Dear Human Rights and Humanitarian Policy community,
We share this message on behalf of the concentration to express our profound grief at the state sanctioned of anti-black violence sweeping the US, as well as our support of the global protest against the current explosion of police brutality. In the midst of COVID-19, we are confronted by widespread aggression and violation of fundamental human rights in the US by the police aimed at African Americans and other minorities. Human rights are universal, and everyone’s rights should be treated with respect. We call on all who control the thousands of police units around the US to direct their units to immediately cease this brutality.
We write to state that we believe in the interdependence and universality of human rights and are therefore committed to confront anti-black racism everywhere we encounter it. We admire and support the actions of the movement for black lives to push the country to confront the historical and continuous violence. We echo: Black Lives Matter.
As we collectively rise to meet the demands of holding ourselves and our communities accountable, we simultaneously push to develop policies that place minorities at the center of remedial public policies. Respecting and ensuring the human rights of discriminated minorities is long overdue, and it should urgently lead to new systems that center those people among us most systematically disenfranchised. Our roles as human rights and humanitarian scholars and practitioners is perhaps more important now than ever as we engage ourselves in advocating to reform our own community.
Following the egregious murders of George Floyd, Nina Pop, Breonna Taylor, David McAtee, Tony McDade and hundreds of others both known and unknown to us at the hands of the police, we have seen our HRHP community standing in solidarity to amplify the powerful Black Lives Matter movement. We are proud to know that you, among many others, are amplifying BLM voices across all sectors of society, condemning police brutality and violence against Black persons to the highest degree. And it is crucial that we continue to show up and find our authentic path to further remedy longstanding racial injustices.

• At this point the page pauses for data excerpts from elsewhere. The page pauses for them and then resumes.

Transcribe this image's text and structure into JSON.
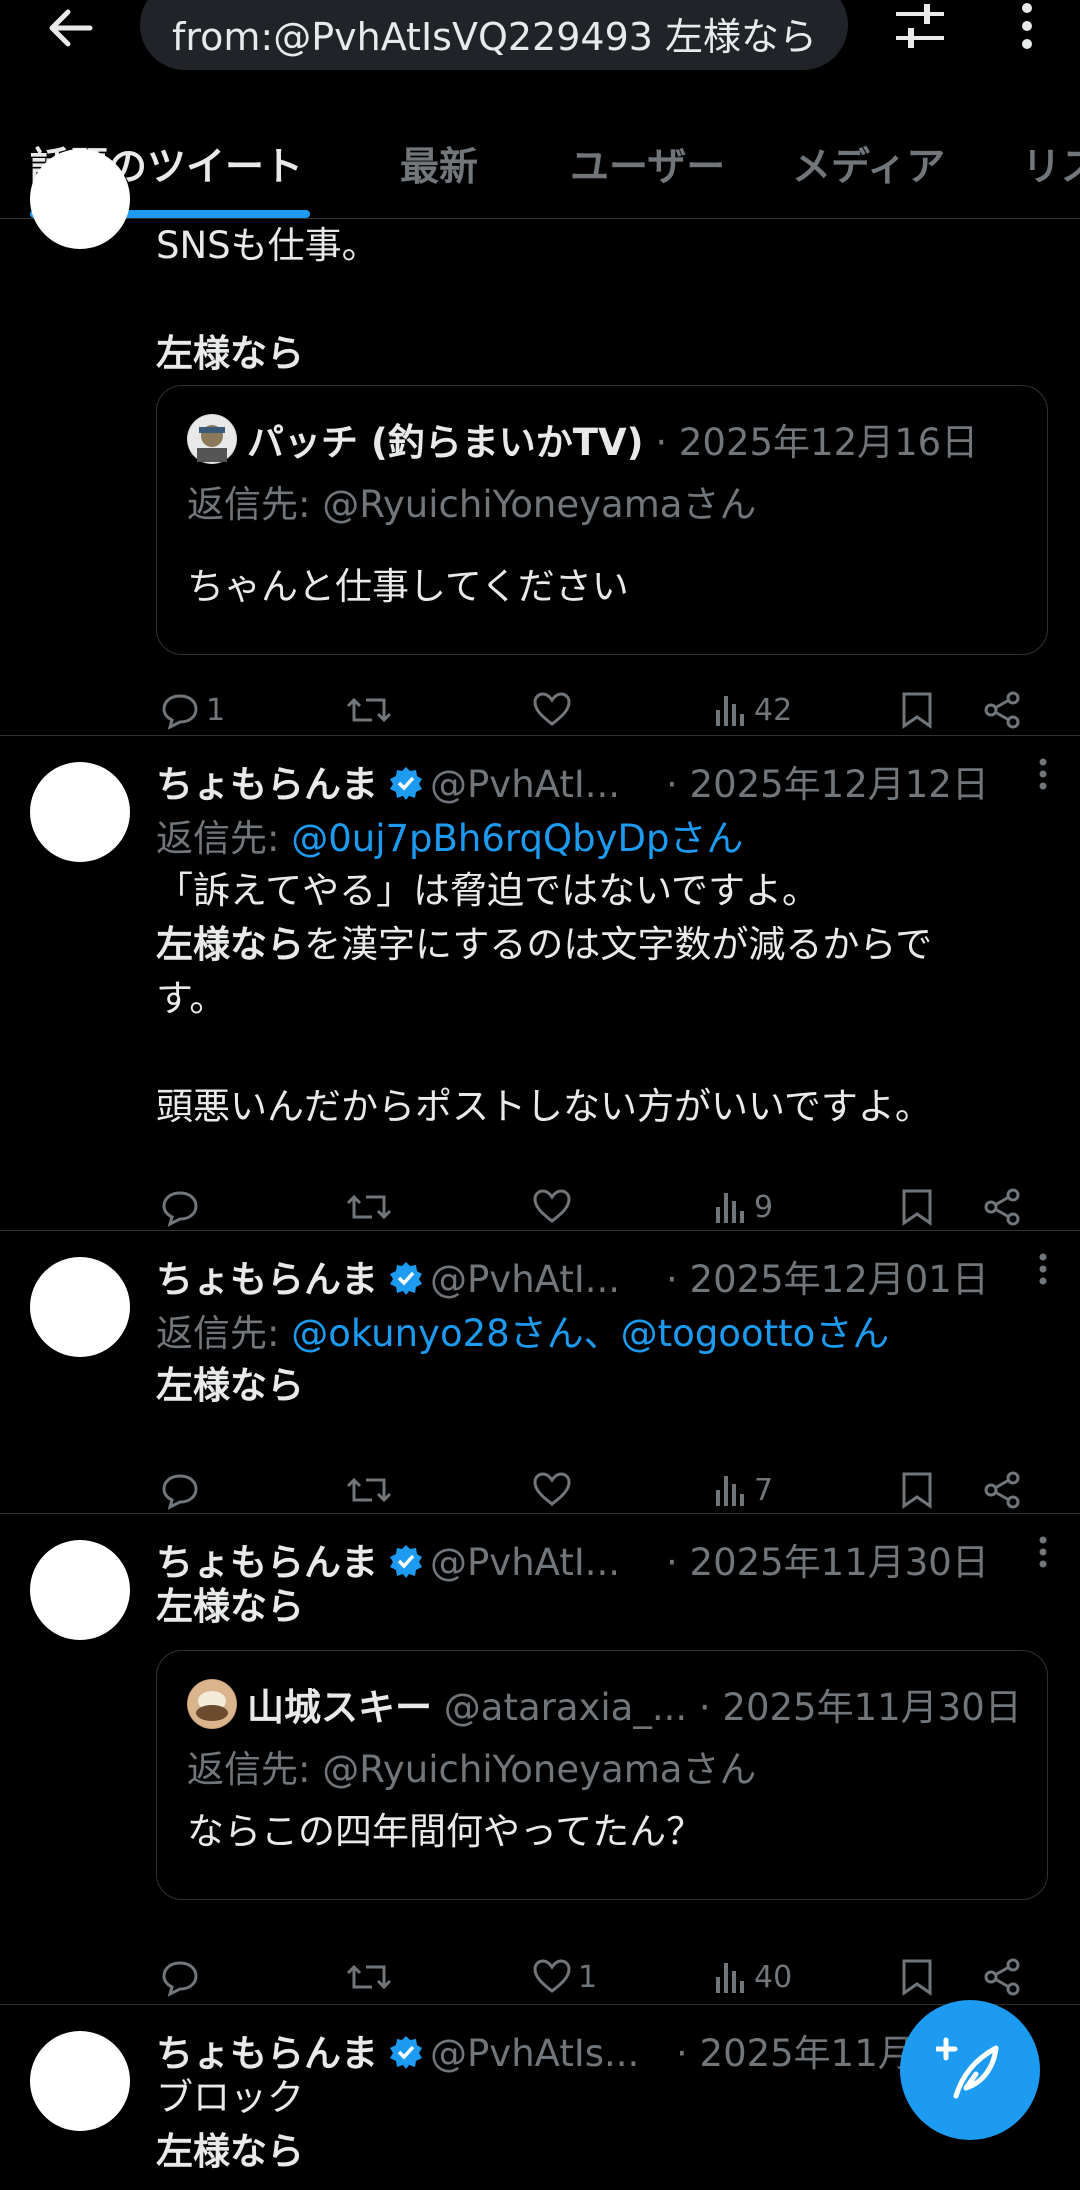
{
  "search": {
    "query": "from:@PvhAtIsVQ229493 左様なら"
  },
  "tabs": [
    "話題のツイート",
    "最新",
    "ユーザー",
    "メディア",
    "リス"
  ],
  "colors": {
    "accent": "#1d9bf0",
    "background": "#000000",
    "muted": "#71767b"
  },
  "tweets": [
    {
      "text_lines": [
        "SNSも仕事。",
        "",
        "左様なら"
      ],
      "quote": {
        "name": "パッチ (釣らまいかTV)",
        "date": "· 2025年12月16日",
        "reply_to": "返信先: @RyuichiYoneyamaさん",
        "text": "ちゃんと仕事してください"
      },
      "replies": "1",
      "retweets": "",
      "likes": "",
      "views": "42"
    },
    {
      "name": "ちょもらんま",
      "handle": "@PvhAtI...",
      "date": "· 2025年12月12日",
      "reply_label": "返信先: ",
      "reply_users": "@0uj7pBh6rqQbyDpさん",
      "text_lines": [
        "「訴えてやる」は脅迫ではないですよ。",
        "を漢字にするのは文字数が減るからで",
        "す。",
        "",
        "頭悪いんだからポストしない方がいいですよ。"
      ],
      "bold_word": "左様なら",
      "replies": "",
      "retweets": "",
      "likes": "",
      "views": "9"
    },
    {
      "name": "ちょもらんま",
      "handle": "@PvhAtI...",
      "date": "· 2025年12月01日",
      "reply_label": "返信先: ",
      "reply_users": "@okunyo28さん、@togoottoさん",
      "text": "左様なら",
      "replies": "",
      "retweets": "",
      "likes": "",
      "views": "7"
    },
    {
      "name": "ちょもらんま",
      "handle": "@PvhAtI...",
      "date": "· 2025年11月30日",
      "text": "左様なら",
      "quote": {
        "name": "山城スキー",
        "handle": "@ataraxia_...",
        "date": "· 2025年11月30日",
        "reply_to": "返信先: @RyuichiYoneyamaさん",
        "text": "ならこの四年間何やってたん？"
      },
      "replies": "",
      "retweets": "",
      "likes": "1",
      "views": "40"
    },
    {
      "name": "ちょもらんま",
      "handle": "@PvhAtIs...",
      "date": "· 2025年11月",
      "text_lines": [
        "ブロック",
        "左様なら"
      ]
    }
  ]
}
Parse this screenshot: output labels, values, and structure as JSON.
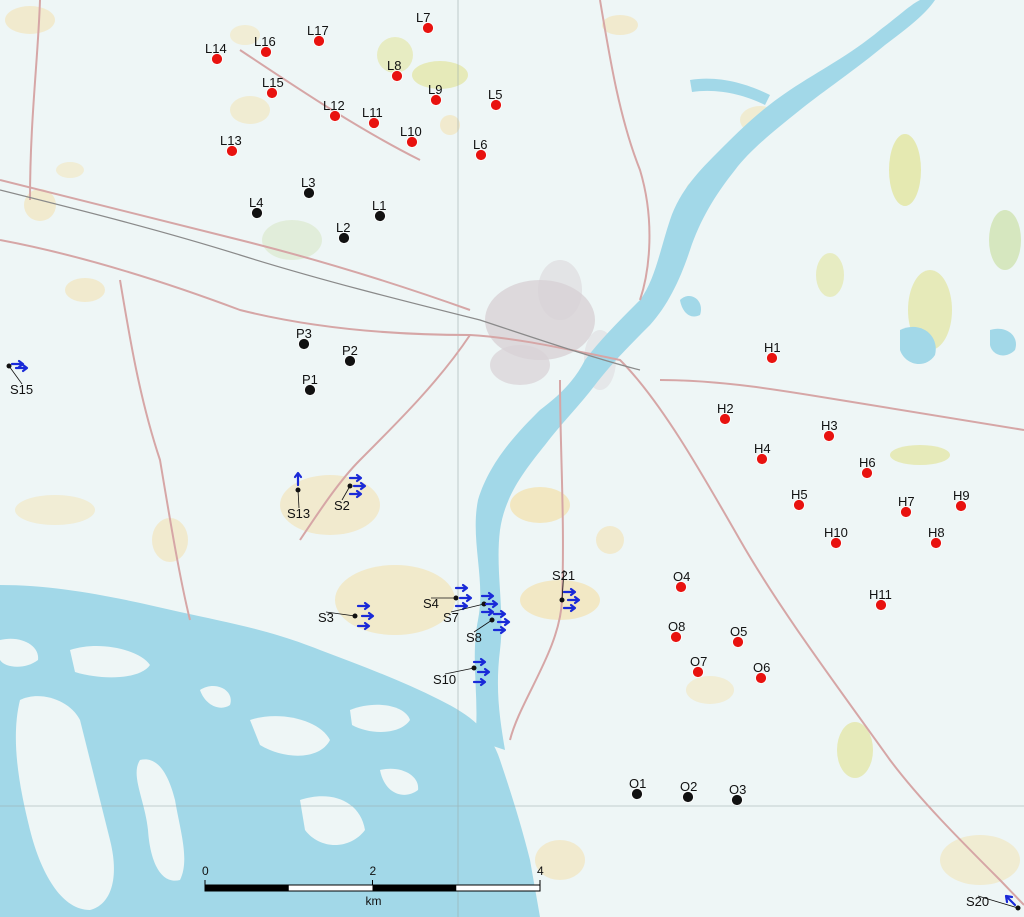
{
  "map": {
    "colors": {
      "water": "#9fd6e6",
      "land": "#eef6f6",
      "field": "#f3e3b4",
      "urban": "#d8d2d6",
      "road": "#d6a6a6",
      "wind_point": "#e8120f",
      "site_point": "#111111",
      "arrow": "#1a2ad8"
    },
    "red_points": [
      "L7",
      "L17",
      "L14",
      "L16",
      "L8",
      "L15",
      "L9",
      "L5",
      "L12",
      "L11",
      "L10",
      "L13",
      "L6",
      "H1",
      "H2",
      "H3",
      "H4",
      "H6",
      "H5",
      "H7",
      "H9",
      "H10",
      "H8",
      "H11",
      "O4",
      "O8",
      "O5",
      "O7",
      "O6"
    ],
    "black_points": [
      "L3",
      "L4",
      "L1",
      "L2",
      "P3",
      "P2",
      "P1",
      "O1",
      "O2",
      "O3"
    ],
    "stations": [
      "S15",
      "S13",
      "S2",
      "S3",
      "S4",
      "S7",
      "S8",
      "S10",
      "S21",
      "S20"
    ],
    "scale": {
      "ticks": [
        "0",
        "2",
        "4"
      ],
      "unit": "km"
    }
  }
}
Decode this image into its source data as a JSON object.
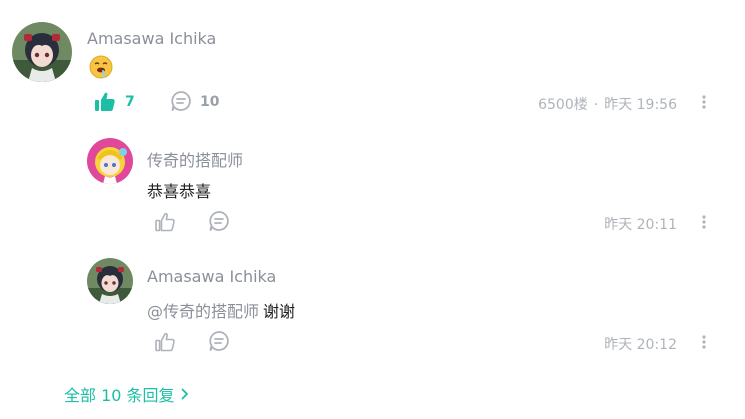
{
  "main_comment": {
    "username": "Amasawa Ichika",
    "emoji_icon": "drooling-face-emoji",
    "like_count": "7",
    "reply_count": "10",
    "floor": "6500楼",
    "separator": "·",
    "time": "昨天 19:56",
    "liked": true
  },
  "replies": [
    {
      "username": "传奇的搭配师",
      "text": "恭喜恭喜",
      "time": "昨天 20:11"
    },
    {
      "username": "Amasawa Ichika",
      "mention": "@传奇的搭配师",
      "text": "谢谢",
      "time": "昨天 20:12"
    }
  ],
  "footer": {
    "all_replies": "全部 10 条回复"
  },
  "colors": {
    "accent": "#1bbfa5",
    "muted": "#aeb3bb",
    "text": "#222222",
    "username": "#8a8f99"
  }
}
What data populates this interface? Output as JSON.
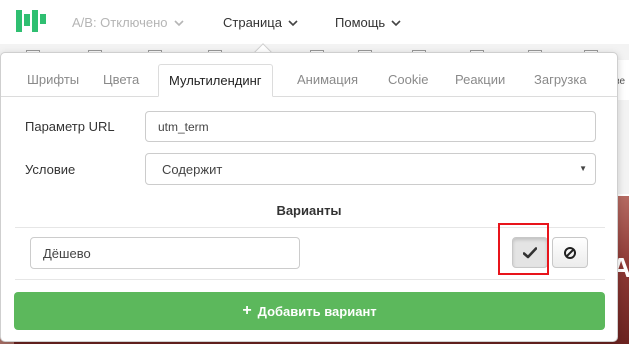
{
  "topbar": {
    "ab_label": "A/B: Отключено",
    "page_label": "Страница",
    "help_label": "Помощь"
  },
  "background": {
    "right_fragment": "зе",
    "photo_letter": "А"
  },
  "tabs": [
    {
      "label": "Шрифты",
      "active": false
    },
    {
      "label": "Цвета",
      "active": false
    },
    {
      "label": "Мультилендинг",
      "active": true
    },
    {
      "label": "Анимация",
      "active": false
    },
    {
      "label": "Cookie",
      "active": false
    },
    {
      "label": "Реакции",
      "active": false
    },
    {
      "label": "Загрузка",
      "active": false
    }
  ],
  "form": {
    "url_param_label": "Параметр URL",
    "url_param_value": "utm_term",
    "condition_label": "Условие",
    "condition_value": "Содержит",
    "variants_title": "Варианты",
    "variant_value": "Дёшево",
    "add_variant_label": "Добавить вариант"
  },
  "colors": {
    "accent_green": "#5cb85c",
    "highlight_red": "#e8141b",
    "logo_green": "#2fbf71"
  },
  "icons": {
    "confirm": "checkmark-icon",
    "cancel": "ban-icon"
  }
}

For that reason, we won’t prolong in echoing the feelings you have likely read, listened to, experienced, and seen in many avenues of your daily life. We hope this letter will serve as a resource to those who want to thoughtfully take action and is written with an understanding that this reaches each of you in varying corners of the world in a diversity of situations. Therefore, we have attempted to compile a strategic although certainly not exhaustive “tool kit” to enable you to engage meaningfully, wherever you are, however you’re able, and in whatever form that takes.
Below, please find resources for donations and other forms of action, as well as tools to cope, heal and find community, especially if you are in any way personally affected by police brutality and structural anti-black violence.
Finally, we want to stress that we are always here to listen and provide support to our students, both current and graduated. As ever, we are open to and appreciative of student feedback on how we may improve our response and positioning regarding the support and safety of SIPA’s students who are Black, Indigenous and people of color.
We thank you, HRHP community, for your steadfast and enduring commitment to human rights, and we stand with you in forging a path ahead rooted in anti-racist actions and personal accountability.